I listened for a minute in complete darkness, heard the cracks of the house, water in the pipes and the hum of the air conditioner. I looked for electronic eyes staring at me but there were no movement sensors in the corners of the room.
 

Even though the air conditioner was on, the air was stale in the apartment, as if Altward had forgotten to clean the dishes.
 

I made sure that the curtains behind me were closed properly and then I switched on the lights. Nicely selected furniture in the room, very good mixture of dark brown polished wood antiques and modern design items, mostly chrome and white. While the style was different from in Altward’s San Diego home, one could see that someone with good taste had decorated the apartment.
 

There was some selected art on the walls, but since the apartment wasn’t wired for an alarm, I was sure they were prints, not originals. A bookshelf, some magazines, none current, an unread weekend paper from four weeks back on the table. The kitchen counter was clean, the fridge well stacked with non-perishable goods of all kinds.
 

I opened the door, a small corridor, turned left, found a small bedroom that had been converted into an office. A Macintosh computer was looking at me, early generation iMac. A Yucca plant at the small window, indestructible. Some binders on a shelf and paper stuffed into three trays on the table. I gave them a quick scan but they turned out to be apartment related bills and information, the facility management company had changed over a dispute with the owner, the new keeping company introduced itself and Andrew Altward had forwarded some bills to the Altward Art Foundation, probably the institution that paid all the property related stuff. Lucky bastard.
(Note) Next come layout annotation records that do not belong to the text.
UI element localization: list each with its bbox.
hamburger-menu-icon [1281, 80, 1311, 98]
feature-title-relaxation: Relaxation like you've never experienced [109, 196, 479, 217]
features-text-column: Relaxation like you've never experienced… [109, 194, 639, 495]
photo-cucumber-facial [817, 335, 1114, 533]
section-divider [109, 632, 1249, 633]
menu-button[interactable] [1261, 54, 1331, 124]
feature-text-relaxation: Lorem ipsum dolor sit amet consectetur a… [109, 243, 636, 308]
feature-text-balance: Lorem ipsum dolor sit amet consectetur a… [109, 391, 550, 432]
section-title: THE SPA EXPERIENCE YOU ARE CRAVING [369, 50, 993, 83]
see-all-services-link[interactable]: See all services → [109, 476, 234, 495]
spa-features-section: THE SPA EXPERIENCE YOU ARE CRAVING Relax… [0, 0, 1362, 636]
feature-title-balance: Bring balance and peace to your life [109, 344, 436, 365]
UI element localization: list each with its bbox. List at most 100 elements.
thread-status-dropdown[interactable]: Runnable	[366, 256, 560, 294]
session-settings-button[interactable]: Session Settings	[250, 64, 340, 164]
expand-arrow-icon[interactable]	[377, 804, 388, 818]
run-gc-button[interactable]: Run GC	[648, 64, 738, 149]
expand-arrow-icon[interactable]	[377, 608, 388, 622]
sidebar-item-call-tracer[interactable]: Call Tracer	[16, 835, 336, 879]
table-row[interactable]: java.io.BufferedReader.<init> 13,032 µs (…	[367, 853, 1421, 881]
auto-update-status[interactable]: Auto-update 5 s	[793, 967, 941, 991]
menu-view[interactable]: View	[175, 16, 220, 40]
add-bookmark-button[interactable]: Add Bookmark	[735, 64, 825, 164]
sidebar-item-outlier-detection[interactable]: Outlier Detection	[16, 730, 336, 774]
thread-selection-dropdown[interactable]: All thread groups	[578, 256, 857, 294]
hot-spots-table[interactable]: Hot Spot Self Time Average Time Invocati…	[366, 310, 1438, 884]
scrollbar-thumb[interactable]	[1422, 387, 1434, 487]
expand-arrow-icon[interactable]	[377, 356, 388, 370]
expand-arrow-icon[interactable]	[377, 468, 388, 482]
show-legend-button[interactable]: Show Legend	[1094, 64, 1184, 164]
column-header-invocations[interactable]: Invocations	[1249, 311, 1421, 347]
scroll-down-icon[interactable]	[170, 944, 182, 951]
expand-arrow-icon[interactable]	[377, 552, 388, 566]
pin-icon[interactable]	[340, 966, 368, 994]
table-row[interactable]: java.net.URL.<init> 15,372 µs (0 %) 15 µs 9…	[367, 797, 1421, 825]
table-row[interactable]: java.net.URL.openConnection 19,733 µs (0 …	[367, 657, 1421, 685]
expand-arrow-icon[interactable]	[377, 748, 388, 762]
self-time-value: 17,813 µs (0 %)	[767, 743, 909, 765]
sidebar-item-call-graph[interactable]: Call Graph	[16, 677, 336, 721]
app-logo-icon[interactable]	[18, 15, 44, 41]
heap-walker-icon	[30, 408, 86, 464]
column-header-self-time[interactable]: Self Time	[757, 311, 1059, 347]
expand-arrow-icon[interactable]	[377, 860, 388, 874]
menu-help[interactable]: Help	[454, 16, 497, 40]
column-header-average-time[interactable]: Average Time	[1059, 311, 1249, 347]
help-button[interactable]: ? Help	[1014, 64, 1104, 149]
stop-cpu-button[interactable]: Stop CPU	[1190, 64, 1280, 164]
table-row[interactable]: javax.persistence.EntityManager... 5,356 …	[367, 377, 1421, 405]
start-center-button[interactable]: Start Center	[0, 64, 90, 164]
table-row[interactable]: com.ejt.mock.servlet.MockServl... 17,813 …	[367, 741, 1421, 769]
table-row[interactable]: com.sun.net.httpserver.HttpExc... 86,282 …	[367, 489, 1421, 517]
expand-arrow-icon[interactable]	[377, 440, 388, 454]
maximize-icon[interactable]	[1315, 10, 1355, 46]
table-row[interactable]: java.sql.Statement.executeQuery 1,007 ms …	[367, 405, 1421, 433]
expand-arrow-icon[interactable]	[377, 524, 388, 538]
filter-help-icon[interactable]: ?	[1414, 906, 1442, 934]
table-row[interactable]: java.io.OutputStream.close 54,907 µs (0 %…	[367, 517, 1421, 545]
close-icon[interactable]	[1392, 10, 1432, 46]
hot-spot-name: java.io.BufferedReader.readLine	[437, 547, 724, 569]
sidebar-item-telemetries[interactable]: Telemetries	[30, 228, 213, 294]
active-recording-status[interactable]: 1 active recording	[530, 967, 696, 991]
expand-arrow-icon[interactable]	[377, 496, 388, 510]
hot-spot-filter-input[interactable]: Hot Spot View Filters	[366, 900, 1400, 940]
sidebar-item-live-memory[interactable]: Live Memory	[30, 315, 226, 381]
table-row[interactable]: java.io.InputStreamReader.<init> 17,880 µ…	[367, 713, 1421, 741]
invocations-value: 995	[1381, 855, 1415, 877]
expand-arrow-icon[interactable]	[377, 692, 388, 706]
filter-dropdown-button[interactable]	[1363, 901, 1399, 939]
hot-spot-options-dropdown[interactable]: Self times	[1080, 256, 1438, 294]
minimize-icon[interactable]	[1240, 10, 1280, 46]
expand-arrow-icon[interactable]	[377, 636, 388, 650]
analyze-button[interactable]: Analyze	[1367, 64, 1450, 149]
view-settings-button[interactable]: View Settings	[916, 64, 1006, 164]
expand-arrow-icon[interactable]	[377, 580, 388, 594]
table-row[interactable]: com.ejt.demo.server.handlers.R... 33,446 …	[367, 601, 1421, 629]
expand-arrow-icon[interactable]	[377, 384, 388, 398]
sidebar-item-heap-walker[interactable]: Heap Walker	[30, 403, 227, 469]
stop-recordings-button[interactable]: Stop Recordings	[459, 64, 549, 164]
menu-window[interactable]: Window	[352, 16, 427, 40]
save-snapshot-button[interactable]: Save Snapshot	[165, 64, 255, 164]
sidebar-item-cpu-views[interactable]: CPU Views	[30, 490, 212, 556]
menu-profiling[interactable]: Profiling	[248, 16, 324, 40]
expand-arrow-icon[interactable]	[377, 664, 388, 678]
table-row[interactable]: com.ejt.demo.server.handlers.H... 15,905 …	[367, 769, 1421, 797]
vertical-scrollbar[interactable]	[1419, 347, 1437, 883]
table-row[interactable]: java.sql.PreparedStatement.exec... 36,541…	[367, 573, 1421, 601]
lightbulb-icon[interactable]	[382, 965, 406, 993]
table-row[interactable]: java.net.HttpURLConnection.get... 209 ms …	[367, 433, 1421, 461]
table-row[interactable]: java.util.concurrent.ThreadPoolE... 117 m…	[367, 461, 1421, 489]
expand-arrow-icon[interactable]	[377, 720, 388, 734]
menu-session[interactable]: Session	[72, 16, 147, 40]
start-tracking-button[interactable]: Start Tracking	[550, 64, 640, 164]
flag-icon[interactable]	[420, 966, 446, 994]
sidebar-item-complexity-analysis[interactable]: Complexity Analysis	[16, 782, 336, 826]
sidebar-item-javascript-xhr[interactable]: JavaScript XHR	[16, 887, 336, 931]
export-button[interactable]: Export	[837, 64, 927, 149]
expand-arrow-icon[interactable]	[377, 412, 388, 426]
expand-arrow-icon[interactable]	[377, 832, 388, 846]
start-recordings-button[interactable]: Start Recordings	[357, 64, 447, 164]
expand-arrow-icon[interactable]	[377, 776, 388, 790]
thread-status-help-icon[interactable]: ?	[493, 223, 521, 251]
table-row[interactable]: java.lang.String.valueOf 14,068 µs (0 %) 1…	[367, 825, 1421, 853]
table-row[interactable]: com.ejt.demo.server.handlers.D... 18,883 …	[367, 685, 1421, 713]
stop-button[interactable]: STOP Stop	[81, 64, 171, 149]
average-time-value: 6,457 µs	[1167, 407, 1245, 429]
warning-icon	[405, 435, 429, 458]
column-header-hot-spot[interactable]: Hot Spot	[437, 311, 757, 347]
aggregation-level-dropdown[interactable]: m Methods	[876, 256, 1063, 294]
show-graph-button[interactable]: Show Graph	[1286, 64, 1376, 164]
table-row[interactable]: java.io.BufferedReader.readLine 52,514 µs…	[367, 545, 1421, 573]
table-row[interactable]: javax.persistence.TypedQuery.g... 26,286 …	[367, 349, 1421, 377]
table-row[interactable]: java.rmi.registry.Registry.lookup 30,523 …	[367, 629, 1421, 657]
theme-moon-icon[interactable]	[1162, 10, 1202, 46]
The binders on the shelf turned out to be a collection of articles on some art projects in the San Diego area; I recognized some of the names. Pleas for sponsorship with local businesses, opening invitations and drafts of folders and brochures. Another binder with similar stuff. And another one. Boring.
 

I gazed around the room and my eyes fell on some folders that were thicker than the others in the in-tray were. Carefully, I picked them up with my latex gloves. There were two of them; both labeled ‘MX.’ The first folder was very interesting; it had most of the documents I had already gotten from Benito Salanca on the subject of the Maximilian Jewels. But there was also some more information, another article in Spanish, another one written in a funny looking Spanish, maybe Portuguese? They were copied from journals of the last year or so and had the subject of Aztec tribes and outstretched hands for help to the white man. Or something like that. Official looking translations followed later in the stack of paper. Now and then, I stopped reading, listening, checking the time. Going toward three-thirty.
 

I unbound the folder and placed the papers I didn’t have in my possession onto the desk and got out my digital camera. They make nice and convenient copy machines and I snapped away merrily at the missing stuff.
 

Then I opened the second folder and its content made me sit down right away. The first stack of papers was a detailed description of the Maximilian Jewels, complete with pencil drawings and a notation of every item. My heart raced with excitement as I looked at the sheets stating the make and weight of each piece of jewelry, the location and cut of the stones. I quickly went over all the descriptions and sure enough, on page 23, a careful drawing of the necklace Phoebe Eastman had been wearing was looking back at me. The drawing was simple and quite accurate, but the mere sketch and dry description couldn’t match the actual look of the item I had seen around Phoebe’s neck.